An Official American Thoracic Society Statement: Diagnosis and Management of Beryllium Sensitivity and Chronic Beryllium Disease
Beryllium continues to have a wide range of industrial applications. Exposure to beryllium can lead to sensitization (BeS) and chronic beryllium disease (CBD). The purpose of this statement is to increase awareness and knowledge about beryllium exposure, BeS, and CBD. Evidence was identified by a search of MEDLINE. The committee then summarized the evidence, drew conclusions, and described their approach to diagnosis and management. The beryllium lymphocyte proliferation test is the cornerstone of both medical surveillance and the diagnosis of BeS and CBD. A confirmed abnormal beryllium lymphocyte proliferation test without evidence of lung disease is diagnostic of BeS. BeS with evidence of a granulomatous inflammatory response in the lung is diagnostic of CBD. The determinants of progression from BeS to CBD are uncertain, but higher exposures and the presence of a genetic variant in the HLA-DP β chain appear to increase the risk.
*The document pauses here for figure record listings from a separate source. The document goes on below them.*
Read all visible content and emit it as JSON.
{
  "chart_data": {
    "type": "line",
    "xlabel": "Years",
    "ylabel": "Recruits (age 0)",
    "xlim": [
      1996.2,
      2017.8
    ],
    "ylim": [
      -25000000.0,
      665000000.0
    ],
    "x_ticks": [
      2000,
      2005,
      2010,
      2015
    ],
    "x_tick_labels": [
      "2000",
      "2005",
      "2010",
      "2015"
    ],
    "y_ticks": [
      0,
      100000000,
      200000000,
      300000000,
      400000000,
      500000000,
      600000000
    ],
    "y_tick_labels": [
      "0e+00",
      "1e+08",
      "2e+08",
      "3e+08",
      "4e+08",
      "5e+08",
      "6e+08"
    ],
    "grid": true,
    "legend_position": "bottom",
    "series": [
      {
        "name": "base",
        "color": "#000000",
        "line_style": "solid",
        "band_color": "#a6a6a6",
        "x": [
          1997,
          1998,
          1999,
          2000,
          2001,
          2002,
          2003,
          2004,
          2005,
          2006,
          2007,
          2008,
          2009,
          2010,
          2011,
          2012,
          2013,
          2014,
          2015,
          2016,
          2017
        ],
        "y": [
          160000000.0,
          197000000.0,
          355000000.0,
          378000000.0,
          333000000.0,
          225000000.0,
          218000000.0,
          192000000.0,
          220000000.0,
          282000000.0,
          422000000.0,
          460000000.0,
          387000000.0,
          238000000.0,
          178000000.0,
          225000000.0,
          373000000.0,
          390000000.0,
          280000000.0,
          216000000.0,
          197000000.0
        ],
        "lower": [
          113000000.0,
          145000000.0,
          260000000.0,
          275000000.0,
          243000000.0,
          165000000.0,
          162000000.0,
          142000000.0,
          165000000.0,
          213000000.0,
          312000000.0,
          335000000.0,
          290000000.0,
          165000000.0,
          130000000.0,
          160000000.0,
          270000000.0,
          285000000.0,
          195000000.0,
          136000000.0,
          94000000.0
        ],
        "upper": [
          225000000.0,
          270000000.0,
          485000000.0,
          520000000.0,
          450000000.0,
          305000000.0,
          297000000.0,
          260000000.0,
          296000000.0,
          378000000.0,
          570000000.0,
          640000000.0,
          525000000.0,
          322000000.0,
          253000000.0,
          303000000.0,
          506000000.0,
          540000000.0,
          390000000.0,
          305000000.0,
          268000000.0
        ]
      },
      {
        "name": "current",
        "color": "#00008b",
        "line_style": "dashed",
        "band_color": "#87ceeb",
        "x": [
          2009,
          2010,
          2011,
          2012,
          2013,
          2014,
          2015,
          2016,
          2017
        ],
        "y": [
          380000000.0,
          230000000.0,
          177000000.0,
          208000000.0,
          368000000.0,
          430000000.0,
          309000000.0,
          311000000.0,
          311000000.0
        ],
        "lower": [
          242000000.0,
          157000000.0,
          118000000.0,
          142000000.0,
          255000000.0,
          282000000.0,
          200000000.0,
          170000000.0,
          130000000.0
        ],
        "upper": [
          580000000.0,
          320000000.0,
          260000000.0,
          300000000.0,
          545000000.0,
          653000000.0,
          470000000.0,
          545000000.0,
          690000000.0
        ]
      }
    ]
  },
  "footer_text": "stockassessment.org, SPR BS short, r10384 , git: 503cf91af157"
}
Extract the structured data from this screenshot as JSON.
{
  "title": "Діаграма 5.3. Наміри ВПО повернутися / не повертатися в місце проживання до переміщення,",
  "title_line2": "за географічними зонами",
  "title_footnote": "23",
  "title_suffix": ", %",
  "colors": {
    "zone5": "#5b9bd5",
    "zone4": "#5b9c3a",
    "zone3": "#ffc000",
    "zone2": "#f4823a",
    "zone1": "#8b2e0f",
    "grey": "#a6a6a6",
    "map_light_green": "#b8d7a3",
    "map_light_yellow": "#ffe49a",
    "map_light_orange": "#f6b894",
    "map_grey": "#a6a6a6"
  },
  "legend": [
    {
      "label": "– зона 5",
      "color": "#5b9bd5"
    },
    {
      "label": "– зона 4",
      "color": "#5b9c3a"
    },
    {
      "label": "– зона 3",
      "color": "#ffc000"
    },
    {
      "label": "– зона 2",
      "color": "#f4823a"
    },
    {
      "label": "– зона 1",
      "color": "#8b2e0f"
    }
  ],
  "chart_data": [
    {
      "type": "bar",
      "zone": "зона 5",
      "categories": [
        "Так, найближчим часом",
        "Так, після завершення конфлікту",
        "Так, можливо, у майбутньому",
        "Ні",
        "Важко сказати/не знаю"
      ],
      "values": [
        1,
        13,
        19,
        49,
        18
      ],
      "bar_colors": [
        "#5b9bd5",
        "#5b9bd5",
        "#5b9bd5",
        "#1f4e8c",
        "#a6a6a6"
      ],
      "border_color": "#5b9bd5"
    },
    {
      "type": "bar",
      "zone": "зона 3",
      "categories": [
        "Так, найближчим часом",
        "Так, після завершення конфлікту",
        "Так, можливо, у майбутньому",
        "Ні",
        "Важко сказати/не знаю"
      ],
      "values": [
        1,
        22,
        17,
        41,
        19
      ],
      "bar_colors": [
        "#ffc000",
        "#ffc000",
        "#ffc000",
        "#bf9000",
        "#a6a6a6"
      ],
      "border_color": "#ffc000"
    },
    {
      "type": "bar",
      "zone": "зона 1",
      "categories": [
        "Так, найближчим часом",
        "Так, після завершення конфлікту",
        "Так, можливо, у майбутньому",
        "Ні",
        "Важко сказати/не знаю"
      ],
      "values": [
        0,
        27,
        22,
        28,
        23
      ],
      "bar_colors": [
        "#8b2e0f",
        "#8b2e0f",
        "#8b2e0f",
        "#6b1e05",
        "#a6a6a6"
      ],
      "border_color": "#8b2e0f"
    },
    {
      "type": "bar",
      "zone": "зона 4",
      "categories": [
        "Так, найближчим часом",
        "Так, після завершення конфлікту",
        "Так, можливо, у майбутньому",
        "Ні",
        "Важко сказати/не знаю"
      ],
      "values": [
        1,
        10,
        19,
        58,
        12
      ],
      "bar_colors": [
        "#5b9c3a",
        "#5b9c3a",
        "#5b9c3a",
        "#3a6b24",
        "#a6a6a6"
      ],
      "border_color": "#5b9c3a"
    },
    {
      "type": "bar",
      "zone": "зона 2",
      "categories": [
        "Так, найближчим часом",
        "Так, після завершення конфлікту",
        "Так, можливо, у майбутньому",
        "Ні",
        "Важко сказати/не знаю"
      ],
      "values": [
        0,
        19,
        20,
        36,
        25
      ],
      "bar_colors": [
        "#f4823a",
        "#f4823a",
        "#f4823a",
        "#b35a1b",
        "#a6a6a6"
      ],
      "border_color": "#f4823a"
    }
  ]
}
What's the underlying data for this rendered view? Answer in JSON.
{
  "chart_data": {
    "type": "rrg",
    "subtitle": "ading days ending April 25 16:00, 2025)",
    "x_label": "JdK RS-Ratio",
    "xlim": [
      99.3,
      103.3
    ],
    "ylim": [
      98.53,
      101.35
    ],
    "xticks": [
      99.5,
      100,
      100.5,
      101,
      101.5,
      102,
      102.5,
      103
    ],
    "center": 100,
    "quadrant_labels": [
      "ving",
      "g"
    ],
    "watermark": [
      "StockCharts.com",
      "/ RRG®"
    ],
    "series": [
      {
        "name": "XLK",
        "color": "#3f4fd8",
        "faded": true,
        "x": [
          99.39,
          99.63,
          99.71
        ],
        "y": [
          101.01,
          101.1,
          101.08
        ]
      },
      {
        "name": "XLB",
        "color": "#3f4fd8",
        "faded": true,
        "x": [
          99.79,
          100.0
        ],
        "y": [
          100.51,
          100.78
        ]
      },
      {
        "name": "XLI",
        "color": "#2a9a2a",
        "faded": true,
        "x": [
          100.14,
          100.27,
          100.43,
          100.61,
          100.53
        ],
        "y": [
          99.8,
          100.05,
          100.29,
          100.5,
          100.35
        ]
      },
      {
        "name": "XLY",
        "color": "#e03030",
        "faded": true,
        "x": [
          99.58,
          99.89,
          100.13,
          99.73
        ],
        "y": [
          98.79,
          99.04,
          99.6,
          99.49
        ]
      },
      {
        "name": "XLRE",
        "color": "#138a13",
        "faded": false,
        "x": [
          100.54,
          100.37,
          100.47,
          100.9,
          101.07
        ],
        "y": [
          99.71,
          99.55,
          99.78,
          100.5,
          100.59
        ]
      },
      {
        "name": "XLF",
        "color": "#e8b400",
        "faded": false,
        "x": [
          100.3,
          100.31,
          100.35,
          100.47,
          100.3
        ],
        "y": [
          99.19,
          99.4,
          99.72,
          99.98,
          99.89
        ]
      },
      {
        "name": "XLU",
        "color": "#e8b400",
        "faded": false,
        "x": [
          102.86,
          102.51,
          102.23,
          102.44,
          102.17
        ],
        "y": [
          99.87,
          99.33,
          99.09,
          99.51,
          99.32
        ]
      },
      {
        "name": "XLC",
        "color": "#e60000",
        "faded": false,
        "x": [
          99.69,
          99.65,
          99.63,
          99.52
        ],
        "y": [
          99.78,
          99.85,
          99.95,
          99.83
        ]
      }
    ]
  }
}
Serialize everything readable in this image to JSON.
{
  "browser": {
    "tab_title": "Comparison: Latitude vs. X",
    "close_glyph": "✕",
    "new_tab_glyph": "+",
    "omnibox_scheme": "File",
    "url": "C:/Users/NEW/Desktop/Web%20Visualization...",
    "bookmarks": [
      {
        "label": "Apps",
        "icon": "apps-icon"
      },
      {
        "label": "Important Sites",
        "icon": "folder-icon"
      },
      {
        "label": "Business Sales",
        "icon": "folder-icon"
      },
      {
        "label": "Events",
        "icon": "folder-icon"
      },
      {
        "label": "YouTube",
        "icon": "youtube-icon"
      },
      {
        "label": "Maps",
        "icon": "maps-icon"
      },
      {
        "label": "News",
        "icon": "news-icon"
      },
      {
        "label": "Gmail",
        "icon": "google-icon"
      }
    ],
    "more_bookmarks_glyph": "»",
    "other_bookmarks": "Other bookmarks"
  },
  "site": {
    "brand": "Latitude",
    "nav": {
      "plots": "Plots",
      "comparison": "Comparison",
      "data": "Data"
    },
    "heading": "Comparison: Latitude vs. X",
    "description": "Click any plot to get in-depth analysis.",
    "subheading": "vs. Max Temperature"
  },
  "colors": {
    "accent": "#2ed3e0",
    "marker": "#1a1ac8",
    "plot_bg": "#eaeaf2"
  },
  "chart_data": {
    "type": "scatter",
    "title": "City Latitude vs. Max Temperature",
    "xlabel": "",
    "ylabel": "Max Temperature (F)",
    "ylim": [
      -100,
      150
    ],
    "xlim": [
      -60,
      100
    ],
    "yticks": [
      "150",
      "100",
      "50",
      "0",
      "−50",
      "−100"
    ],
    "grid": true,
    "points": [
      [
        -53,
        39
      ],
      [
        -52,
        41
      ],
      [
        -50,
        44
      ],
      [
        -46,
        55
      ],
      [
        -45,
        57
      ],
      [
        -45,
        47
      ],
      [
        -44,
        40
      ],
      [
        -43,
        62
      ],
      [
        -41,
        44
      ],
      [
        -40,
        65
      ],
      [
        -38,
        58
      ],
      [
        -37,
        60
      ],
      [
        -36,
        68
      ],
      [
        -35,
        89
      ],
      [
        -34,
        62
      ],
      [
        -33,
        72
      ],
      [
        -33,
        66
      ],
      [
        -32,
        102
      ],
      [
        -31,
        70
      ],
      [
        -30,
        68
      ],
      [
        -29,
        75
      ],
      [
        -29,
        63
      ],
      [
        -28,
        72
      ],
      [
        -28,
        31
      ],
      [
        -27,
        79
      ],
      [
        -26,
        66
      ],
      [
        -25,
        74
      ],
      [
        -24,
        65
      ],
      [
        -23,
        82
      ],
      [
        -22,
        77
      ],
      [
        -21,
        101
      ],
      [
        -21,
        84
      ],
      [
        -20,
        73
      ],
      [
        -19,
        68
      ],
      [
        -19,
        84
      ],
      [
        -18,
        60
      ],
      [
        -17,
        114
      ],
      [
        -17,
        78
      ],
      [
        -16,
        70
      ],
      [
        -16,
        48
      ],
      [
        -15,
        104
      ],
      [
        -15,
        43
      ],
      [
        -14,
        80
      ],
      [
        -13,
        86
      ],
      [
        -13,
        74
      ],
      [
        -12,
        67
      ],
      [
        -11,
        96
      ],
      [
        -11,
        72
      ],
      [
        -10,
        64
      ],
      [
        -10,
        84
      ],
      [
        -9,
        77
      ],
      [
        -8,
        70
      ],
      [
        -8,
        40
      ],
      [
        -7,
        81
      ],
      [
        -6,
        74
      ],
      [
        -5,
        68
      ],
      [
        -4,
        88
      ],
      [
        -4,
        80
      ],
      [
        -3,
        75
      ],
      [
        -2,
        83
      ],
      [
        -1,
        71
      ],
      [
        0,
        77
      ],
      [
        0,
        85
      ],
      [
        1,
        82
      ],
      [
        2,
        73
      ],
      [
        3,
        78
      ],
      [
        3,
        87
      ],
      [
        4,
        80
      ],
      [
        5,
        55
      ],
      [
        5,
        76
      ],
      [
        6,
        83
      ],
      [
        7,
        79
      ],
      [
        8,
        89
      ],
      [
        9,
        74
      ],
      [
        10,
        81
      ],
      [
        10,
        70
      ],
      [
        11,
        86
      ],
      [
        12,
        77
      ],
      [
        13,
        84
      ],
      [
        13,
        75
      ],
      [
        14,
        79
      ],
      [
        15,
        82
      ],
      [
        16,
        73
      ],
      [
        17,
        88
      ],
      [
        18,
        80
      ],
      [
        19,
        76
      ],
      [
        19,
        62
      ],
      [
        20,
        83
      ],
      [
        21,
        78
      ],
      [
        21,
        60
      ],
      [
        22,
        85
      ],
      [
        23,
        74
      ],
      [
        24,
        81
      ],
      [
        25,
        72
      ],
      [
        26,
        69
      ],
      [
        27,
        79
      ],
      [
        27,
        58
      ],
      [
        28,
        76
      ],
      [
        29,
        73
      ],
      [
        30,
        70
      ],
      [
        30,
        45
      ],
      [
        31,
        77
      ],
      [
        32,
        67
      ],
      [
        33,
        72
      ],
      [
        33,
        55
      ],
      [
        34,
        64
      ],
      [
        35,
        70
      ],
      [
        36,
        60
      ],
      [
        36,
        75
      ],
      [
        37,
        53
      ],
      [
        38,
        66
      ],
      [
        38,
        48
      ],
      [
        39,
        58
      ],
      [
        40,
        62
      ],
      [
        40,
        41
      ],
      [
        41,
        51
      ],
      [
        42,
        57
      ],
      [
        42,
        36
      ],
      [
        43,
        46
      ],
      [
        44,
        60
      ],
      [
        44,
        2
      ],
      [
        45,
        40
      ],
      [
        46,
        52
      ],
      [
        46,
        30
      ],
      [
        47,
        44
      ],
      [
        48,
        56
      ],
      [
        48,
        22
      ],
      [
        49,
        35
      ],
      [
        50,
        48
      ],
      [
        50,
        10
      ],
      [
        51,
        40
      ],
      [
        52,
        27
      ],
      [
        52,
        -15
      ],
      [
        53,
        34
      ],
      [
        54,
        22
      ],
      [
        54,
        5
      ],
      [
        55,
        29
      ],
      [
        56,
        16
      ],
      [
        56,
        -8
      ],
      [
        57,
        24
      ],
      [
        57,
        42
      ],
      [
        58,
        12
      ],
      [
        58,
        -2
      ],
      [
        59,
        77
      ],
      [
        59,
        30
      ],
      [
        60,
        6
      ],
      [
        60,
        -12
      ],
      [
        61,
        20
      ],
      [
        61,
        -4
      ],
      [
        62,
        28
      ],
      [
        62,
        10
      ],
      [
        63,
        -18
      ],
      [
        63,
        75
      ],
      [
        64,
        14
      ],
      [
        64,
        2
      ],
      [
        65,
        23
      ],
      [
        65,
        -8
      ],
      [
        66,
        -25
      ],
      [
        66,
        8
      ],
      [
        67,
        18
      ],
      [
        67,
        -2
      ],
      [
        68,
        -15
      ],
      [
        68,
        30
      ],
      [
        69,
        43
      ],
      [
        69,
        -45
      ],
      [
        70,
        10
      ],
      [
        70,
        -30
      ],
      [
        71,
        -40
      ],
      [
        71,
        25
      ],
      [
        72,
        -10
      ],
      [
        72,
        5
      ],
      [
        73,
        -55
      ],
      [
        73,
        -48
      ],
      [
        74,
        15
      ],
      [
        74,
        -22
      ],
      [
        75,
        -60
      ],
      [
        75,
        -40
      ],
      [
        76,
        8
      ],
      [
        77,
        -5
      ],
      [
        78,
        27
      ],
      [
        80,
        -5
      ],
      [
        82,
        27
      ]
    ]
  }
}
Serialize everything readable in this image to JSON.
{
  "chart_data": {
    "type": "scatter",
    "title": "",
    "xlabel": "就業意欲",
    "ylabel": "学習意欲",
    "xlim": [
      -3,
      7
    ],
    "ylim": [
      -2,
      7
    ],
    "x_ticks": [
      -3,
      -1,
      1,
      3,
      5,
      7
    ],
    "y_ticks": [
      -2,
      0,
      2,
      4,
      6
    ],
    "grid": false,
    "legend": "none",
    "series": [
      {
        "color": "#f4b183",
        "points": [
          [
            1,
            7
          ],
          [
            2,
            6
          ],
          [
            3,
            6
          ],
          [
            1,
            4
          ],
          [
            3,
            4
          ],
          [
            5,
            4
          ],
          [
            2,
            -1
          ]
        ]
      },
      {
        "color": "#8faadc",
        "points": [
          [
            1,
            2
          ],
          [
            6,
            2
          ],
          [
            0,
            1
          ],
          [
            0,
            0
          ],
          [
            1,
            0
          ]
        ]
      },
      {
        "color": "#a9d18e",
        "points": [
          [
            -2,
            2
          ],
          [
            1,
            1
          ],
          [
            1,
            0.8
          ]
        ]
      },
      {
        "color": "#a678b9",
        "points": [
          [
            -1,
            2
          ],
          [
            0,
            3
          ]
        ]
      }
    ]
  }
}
Periodic evaluation of affected individuals can detect disease progression (from BeS to CBD, or from mild CBD to more severe CBD). Corticosteroid therapy is typically administered when a patient with CBD exhibits evidence of significant lung function abnormality or decline. Medical surveillance in workplaces that use beryllium-containing materials can identify individuals with BeS and at-risk groups of workers, which can help prioritize efforts to reduce inhalational and dermal exposures.